Wednesday, February 28, 2018

Self-Driving Philadelphia

I don't think my urban hellhole provides the universal experience, but the thing with truly useful self-driving cars is that they need to be, well, universal, and if they can't make it here they can't make it everywhere.

Lots of pedestrians (and jay walking). Lots of construction. Potholes. Cyclists. Narrow streets which functionally have about 1.75 lanes a lot of the time. Buses and bus stops. Double parking delivery vehicles. Detours. Etc.

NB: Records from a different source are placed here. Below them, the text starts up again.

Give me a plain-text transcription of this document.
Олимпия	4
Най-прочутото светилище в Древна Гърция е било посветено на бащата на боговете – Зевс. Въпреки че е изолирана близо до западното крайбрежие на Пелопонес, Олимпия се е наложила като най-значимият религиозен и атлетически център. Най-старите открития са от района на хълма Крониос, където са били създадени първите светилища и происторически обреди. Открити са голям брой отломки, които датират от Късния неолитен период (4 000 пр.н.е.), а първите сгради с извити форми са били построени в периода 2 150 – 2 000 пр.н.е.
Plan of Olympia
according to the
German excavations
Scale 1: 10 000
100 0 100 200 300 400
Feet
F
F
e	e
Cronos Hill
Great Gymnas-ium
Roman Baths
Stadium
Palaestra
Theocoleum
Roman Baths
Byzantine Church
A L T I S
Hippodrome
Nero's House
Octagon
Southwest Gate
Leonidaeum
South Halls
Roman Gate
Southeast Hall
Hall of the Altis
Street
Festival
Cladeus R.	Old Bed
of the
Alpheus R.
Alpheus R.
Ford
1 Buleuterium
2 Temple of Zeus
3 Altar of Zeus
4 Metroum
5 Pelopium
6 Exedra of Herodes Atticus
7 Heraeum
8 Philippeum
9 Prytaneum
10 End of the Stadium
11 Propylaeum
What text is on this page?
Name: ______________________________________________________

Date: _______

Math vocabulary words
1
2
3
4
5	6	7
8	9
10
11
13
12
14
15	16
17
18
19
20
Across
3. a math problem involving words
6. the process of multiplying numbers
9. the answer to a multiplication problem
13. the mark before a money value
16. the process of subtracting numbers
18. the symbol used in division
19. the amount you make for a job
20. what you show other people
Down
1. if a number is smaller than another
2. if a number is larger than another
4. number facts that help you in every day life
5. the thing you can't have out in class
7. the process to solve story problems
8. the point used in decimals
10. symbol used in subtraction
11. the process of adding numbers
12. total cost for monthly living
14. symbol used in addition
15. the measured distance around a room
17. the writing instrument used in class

Consider these recurring issues experienced by many of these companies’ vehicles:

Disengage for a recklessly behaving road user
Disengage for hardware discrepancy
Disengage for unwanted maneuver of the vehicle
Disengage for a perception discrepancy
Disengage for incorrect behavior prediction of other traffic participants
Heavy pedestrian traffic
Cyclist
Traffic light detection
Construction
Localization divergence
Poor lane markings
Vehicle cut in
Cyclist riding from sidewalk into crosswalk
Vehicle in cross-traffic ran red light
Software crash
Unexpected steering due to path change
Strong unexpected braking

Also rain, snow...

As I keep saying, I think "safety" is a bit of a red herring. You can program them not to bump into things. You can't necessarily program them to not be nightmare drivers for everyone around them.